I saw this when my own children lost their mother to cancer. They rallied around one other – a testament to the strength of siblinghood. But I now realise they also provide protection against another kind of loss – of freedom.
Covid has brought my kids closer together. A few weeks ago I noticed just how strong the bonds forged by lockdown had become. My second eldest daughter was sitting sixth-form exams. Her two younger sisters brought her breakfast in bed before each and every exam. Unbidden. Neither she, nor I, had asked for this to be done. The two girls had decided it was the right and supportive thing to do.
Would they have done this without Covid? That’s the great unknowable. But they tell me that coronavirus has acted as an extra-strong adhesive for sisterhood. Of course, you can have too much of a good thing.
My middle daughters have developed an obsessive attachment to ‘anime’ – Japanese animated cartoons. They share in-jokes constantly. Quote favourite characters. Assume knowledge and interest that others don’t have. It is the common language of their psychological bubble. But like all safe spaces, it can be exclusive and excluding. They feel comfortable behind the walls of their domestic force field.
And as Covid rules relaxed, and they met friends outside, I had to remind them of their manners. Don’t make in-jokes. Don’t assume your narrow interests are widely enjoyed. Don’t mention anime! In the grand scheme of things though, the misery of Covid confinement has been much diluted by having siblings.
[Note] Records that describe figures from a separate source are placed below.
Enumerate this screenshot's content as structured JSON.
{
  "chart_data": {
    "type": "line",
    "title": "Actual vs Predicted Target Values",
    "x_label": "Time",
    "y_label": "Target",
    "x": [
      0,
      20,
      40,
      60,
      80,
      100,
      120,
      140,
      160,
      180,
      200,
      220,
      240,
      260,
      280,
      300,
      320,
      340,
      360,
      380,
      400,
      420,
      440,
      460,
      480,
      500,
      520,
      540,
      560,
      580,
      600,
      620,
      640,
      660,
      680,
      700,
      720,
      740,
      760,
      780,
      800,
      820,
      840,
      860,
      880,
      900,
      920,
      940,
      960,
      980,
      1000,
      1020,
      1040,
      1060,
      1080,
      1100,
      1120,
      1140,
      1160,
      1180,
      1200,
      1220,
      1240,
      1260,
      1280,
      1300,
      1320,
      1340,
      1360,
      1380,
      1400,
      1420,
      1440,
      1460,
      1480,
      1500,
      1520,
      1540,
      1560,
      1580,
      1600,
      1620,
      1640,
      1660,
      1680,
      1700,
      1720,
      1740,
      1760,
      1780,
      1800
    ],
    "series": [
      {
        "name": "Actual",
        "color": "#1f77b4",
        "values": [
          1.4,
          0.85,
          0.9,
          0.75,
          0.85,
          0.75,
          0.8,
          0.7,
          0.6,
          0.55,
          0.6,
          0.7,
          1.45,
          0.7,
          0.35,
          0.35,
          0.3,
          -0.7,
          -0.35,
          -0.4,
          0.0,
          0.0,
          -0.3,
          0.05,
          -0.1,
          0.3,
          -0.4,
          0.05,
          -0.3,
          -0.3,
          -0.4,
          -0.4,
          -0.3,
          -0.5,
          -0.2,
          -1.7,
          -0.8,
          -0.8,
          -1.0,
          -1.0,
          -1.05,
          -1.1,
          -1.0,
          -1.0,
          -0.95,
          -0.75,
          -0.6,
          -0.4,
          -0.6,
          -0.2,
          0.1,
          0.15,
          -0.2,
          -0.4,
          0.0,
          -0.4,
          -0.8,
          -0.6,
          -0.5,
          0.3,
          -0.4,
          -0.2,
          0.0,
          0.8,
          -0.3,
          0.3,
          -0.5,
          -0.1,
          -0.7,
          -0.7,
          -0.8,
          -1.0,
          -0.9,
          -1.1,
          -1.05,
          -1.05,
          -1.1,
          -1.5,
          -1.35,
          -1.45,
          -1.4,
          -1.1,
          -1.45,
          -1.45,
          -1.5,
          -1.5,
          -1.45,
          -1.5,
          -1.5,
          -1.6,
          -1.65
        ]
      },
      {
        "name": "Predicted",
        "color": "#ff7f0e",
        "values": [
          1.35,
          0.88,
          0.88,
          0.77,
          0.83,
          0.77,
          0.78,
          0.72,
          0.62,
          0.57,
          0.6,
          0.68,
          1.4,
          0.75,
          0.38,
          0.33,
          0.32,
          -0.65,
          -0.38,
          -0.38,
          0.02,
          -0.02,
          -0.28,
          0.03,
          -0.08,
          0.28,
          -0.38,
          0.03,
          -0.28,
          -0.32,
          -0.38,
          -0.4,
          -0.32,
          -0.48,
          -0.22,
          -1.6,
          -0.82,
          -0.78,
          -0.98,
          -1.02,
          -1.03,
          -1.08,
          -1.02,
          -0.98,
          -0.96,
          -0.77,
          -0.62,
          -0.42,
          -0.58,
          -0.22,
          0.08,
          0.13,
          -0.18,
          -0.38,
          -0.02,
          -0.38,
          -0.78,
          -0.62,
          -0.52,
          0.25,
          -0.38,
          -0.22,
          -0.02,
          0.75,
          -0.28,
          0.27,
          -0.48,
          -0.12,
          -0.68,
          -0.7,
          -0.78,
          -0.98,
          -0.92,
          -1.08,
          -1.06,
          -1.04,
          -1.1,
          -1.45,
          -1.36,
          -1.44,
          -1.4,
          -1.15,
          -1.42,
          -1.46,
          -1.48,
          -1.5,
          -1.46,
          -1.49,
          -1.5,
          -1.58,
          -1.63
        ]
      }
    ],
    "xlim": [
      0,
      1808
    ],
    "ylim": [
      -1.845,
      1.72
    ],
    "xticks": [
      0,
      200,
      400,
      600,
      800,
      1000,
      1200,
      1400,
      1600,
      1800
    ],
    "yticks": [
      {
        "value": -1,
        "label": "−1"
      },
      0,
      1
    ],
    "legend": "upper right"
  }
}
As a single-father with six kids I’m hyper-sensitive to the way my children interact. My parenting sometimes feels like a full-time surveillance job; on the look-out for signs of someone struggling. I can honestly say that lockdown has helped knit together the frayed fabric of our home life.
They have lost a mother but gained an astonishing degree of mutual interdependence. I expect it to last. As I’ve said to them often; a sibling is for life, not just for childhood.
- GB News presenter Colin Brazier is the author of ‘Sticking Up for Siblings’ (Civitas).